Anglo-Saxon and Hawai‘ian Wikipedias

Yesterday browsing the list of Wikipedias I learned there is an Anglo-Saxon Wikipedia. This seems really strange to me for several reasons: Who is writing it? And why?

And there is a vocabulary problem. Not just because Anglo-Saxon is dead, and one wouldn't expect it to have any words for anything not invented in the last 900 years or so. But also, there are very few extant Anglo-Saxon manuscripts, so we don't have a lot of vocabulary, even for things that had been invented beore the language died.

Helene Hanff said:

I have these guilts about never having read Chaucer but I was talked out of learning Early Anglo-Saxon / Middle English by a friend who had to take it for her Ph.D. They told her to write an essay in Early Anglo-Saxon on any-subject-of-her-own-choosing. “Which is all very well,” she said bitterly, “but the only essay subject you can find enough Early Anglo-Saxon words for is ‘How to Slaughter a Thousand Men in a Mead Hall’.”
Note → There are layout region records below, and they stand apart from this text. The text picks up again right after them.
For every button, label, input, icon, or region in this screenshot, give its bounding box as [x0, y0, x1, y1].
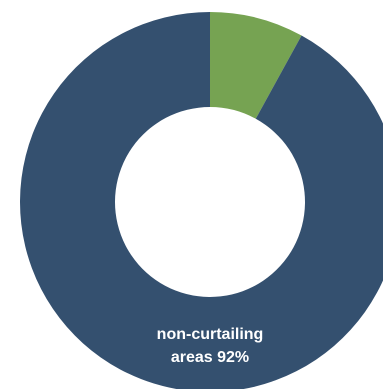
slice-curtailing — [210, 12, 302, 119]
slices-group — [20, 12, 383, 389]
label-non-curtailing-line2: areas 92% — [171, 349, 249, 366]
slice-non-curtailing — [20, 12, 383, 389]
label-non-curtailing-line1: non-curtailing — [157, 326, 264, 343]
I don't read Anglo-Saxon but if you want to investigate, you might look at the Anglo-Saxon article about the Maybach Exelero (a hēahfremmende sportƿægn), Barack Obama, or taekwondo. I am pre-committing to not getting sucked into this, but sportƿægn is evidently intended to mean “sportscar” (the ƿ is an obsolete letter called wynn and is approximately a W, so that ƿægn is “wagon”) and I think that fremmende is “foreign” and hēah is something like "high" or "very". But I'm really not sure.

Anyway Wikipedia reports that the Anglo-Saxon Wikipedia has 3,197 articles (although most are very short) and around 30 active users. In contrast, the Hawai‘ian Wikipedia has 3,919 articles and only around 14 active users, and that is a language that people actually speak.